I'm getting myself a 20 gallon tank from someone I know tomorrow and plan on doing a fishless cycle with it beforehand. 

My question is what lighting do the LFS use to get the fishes' colors to really POP. The fish always look so vibrant and bright, almost bioluminescent! :fish9:

The new 20 gallon comes with a hood so I'm assuming I just need to grab myself some bulbs and that will do the trick. I'm tired of buying a nice bright fish in the store (Turquoise Guppies) that almost look glowing, (not to mention the royal blue tangs and clown fish, MAN they glow REALLY bright in the LFS in my area.) then when in my tank, look dull and boring!

I need some WOW lighting!!!

Thanks guys! *r2


----------



## briane (Jul 9, 2011)

try a google search .


----------



## jrman83 (Jul 9, 2010)

I hate that response....

If you will be using the hood it comes with, more than likely only one bulb. Most plant specific bulbs are pretty bright. Not so sure you'll get the "pop" you're looking for but it will get you close. If you wanted to get rid of the hood and go with something not so limiting on the amount of light, you may get closer to what you want.


----------



## majerah1 (Oct 29, 2010)

I think it depends on the amount as well as the color spectrum.I think 10,000K brings out the best in fish color,but dont help live plants as much as a 6700k.

Ive also heard that the LEDs do a great job of pulling out the colors of the fish.


----------



## kestik (Jul 5, 2011)

briane said:


> try a google search .


I have. But thanks for taking the time to state an obvious soloution on my thread, tremendously helpful.


----------



## giddetm (Apr 30, 2011)

kestik said:


> Hey guys, me again!
> 
> I'm getting myself a 20 gallon tank from someone I know tomorrow and plan on doing a fishless cycle with it beforehand.
> 
> ...


Next time your at your LFS ask them to show you the bulbs they are using. I'm sure they it's not top secret.


----------



## kestik (Jul 5, 2011)

giddetm said:


> Next time your at your LFS ask them to show you the bulbs they are using. I'm sure they it's not top secret.
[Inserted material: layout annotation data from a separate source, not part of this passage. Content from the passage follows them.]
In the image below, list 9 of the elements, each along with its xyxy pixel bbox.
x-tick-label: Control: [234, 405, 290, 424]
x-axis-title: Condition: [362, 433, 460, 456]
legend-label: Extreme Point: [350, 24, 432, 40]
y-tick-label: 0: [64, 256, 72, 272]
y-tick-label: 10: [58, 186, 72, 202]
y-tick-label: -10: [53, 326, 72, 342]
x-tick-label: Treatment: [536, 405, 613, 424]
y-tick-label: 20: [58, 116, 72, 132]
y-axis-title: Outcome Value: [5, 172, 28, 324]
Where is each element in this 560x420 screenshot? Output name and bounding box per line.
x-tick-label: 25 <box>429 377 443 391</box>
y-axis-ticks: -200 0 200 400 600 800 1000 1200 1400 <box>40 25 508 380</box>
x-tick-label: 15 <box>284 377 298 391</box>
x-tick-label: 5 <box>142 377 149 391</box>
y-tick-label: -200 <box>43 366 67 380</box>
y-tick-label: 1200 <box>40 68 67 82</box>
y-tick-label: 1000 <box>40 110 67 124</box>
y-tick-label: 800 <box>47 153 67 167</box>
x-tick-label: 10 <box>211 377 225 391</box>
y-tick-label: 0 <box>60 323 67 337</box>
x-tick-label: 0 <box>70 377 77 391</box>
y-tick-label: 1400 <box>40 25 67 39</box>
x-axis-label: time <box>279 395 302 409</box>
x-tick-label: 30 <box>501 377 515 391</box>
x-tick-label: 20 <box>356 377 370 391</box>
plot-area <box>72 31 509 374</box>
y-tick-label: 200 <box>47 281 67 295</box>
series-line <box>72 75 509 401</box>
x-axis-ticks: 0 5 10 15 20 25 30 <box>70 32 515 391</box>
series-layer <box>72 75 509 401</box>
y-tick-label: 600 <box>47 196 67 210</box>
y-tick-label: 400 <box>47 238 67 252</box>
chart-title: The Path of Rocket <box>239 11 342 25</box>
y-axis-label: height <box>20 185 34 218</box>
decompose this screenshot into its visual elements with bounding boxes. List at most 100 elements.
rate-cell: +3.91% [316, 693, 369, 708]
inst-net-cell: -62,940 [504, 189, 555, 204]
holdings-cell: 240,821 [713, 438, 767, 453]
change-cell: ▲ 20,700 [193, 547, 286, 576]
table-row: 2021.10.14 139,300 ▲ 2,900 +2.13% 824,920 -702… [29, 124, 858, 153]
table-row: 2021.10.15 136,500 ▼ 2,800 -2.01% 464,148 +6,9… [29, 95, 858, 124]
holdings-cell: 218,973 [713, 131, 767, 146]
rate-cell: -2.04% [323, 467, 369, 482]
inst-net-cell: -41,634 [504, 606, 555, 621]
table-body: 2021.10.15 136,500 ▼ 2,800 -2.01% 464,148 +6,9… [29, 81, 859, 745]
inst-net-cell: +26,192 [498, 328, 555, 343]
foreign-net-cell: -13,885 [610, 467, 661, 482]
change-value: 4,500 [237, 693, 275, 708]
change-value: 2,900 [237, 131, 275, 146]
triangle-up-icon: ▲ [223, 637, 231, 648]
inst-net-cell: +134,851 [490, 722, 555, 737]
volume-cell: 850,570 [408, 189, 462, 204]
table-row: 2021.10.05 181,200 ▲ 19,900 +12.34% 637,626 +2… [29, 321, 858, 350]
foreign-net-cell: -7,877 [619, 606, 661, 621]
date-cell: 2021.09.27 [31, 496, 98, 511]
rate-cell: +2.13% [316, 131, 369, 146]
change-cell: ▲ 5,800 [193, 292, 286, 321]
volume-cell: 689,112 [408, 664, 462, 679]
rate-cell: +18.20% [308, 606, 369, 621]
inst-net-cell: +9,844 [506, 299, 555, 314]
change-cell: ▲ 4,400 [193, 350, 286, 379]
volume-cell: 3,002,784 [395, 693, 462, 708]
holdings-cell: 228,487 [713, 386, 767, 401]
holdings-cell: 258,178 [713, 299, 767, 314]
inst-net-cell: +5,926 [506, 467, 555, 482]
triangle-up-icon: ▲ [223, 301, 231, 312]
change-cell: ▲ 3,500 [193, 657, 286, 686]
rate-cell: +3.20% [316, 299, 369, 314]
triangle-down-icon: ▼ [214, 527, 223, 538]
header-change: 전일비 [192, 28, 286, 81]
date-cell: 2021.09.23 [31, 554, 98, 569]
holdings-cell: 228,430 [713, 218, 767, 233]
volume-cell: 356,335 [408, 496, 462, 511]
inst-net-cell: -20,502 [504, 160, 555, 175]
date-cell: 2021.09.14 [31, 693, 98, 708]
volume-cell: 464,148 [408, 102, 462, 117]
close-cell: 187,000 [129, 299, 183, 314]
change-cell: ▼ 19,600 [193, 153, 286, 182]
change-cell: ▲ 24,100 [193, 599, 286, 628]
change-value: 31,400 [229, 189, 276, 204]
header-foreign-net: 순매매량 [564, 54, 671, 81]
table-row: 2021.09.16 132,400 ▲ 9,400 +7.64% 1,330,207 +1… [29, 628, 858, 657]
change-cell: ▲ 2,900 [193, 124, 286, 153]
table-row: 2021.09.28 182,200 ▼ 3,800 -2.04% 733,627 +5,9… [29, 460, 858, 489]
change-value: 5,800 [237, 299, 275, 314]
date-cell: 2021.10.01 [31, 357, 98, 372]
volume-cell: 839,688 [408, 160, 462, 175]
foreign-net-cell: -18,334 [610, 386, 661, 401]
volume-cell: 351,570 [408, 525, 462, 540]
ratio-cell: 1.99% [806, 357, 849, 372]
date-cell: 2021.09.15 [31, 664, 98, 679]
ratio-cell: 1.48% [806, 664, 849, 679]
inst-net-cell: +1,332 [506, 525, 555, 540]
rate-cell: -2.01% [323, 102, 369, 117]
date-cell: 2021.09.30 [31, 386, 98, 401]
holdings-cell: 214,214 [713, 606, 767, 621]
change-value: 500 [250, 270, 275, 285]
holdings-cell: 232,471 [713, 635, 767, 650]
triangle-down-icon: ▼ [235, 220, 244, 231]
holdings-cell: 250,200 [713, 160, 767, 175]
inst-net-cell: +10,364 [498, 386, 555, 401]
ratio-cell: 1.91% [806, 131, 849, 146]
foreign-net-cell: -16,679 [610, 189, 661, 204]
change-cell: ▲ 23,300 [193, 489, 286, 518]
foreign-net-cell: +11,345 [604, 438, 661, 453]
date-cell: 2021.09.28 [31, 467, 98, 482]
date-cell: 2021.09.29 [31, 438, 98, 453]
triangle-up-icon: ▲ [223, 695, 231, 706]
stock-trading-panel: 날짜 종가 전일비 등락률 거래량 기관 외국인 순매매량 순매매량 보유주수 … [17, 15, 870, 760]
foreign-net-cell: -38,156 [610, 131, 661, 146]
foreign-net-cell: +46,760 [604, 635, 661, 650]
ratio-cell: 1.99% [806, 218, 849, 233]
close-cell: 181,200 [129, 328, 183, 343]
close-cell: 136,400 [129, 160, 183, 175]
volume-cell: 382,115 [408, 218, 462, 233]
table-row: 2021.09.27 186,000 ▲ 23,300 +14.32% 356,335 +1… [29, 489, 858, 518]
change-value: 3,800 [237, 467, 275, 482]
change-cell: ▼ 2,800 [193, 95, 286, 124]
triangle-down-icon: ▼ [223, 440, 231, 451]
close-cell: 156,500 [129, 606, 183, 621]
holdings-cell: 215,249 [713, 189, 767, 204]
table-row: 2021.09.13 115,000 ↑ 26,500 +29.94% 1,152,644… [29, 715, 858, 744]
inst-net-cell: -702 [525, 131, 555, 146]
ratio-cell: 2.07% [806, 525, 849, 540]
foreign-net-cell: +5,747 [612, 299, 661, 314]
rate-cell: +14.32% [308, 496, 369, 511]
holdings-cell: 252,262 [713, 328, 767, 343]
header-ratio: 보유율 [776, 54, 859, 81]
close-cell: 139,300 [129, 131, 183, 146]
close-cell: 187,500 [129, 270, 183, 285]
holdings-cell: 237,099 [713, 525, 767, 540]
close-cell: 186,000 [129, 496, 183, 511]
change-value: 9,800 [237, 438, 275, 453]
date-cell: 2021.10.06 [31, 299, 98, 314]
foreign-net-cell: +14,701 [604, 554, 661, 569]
Ohh, I'm sure it is.. Haha! 
Thanks, never thought to ask:fish5:


----------



## giddetm (Apr 30, 2011)

Yea my LFS store is really cool they will take people in the back and show the setups that they have going,more sales for them.


----------



## Gizmo (Dec 6, 2010)

Blues and white daylights (10,000K and higher) showcase greens in plants and colors in fish the best. Reds and pinks (6700K and lower) are much better for live plants but don't showcase as brightly as the higher Kelvin lamps.


----------



## kestik (Jul 5, 2011)

Gizmo said:


> Blues and white daylights (10,000K and higher) showcase greens in plants and colors in fish the best. Reds and pinks (6700K and lower) are much better for live plants but don't showcase as brightly as the higher Kelvin lamps.


Yeah, the hood I ended up getting actually had a bulb in it. It is an aquariglo 15w flourecent. Not sure the kalvin rating but its very bright bluish/purple. It works very nice!
Thanks for the reply!


----------



## giddetm (Apr 30, 2011)

Hagen Aqua-Glo Fluorescent Aquarium Bulb 15 Watts - 18 Inches 
$7 online Promotes healthy plant growth. Ideal for freshwater and planted aquariums. Watts Length Diameter 15 18" T-8 20 24" T-8 30 36" T-8 40 48" T-8


----------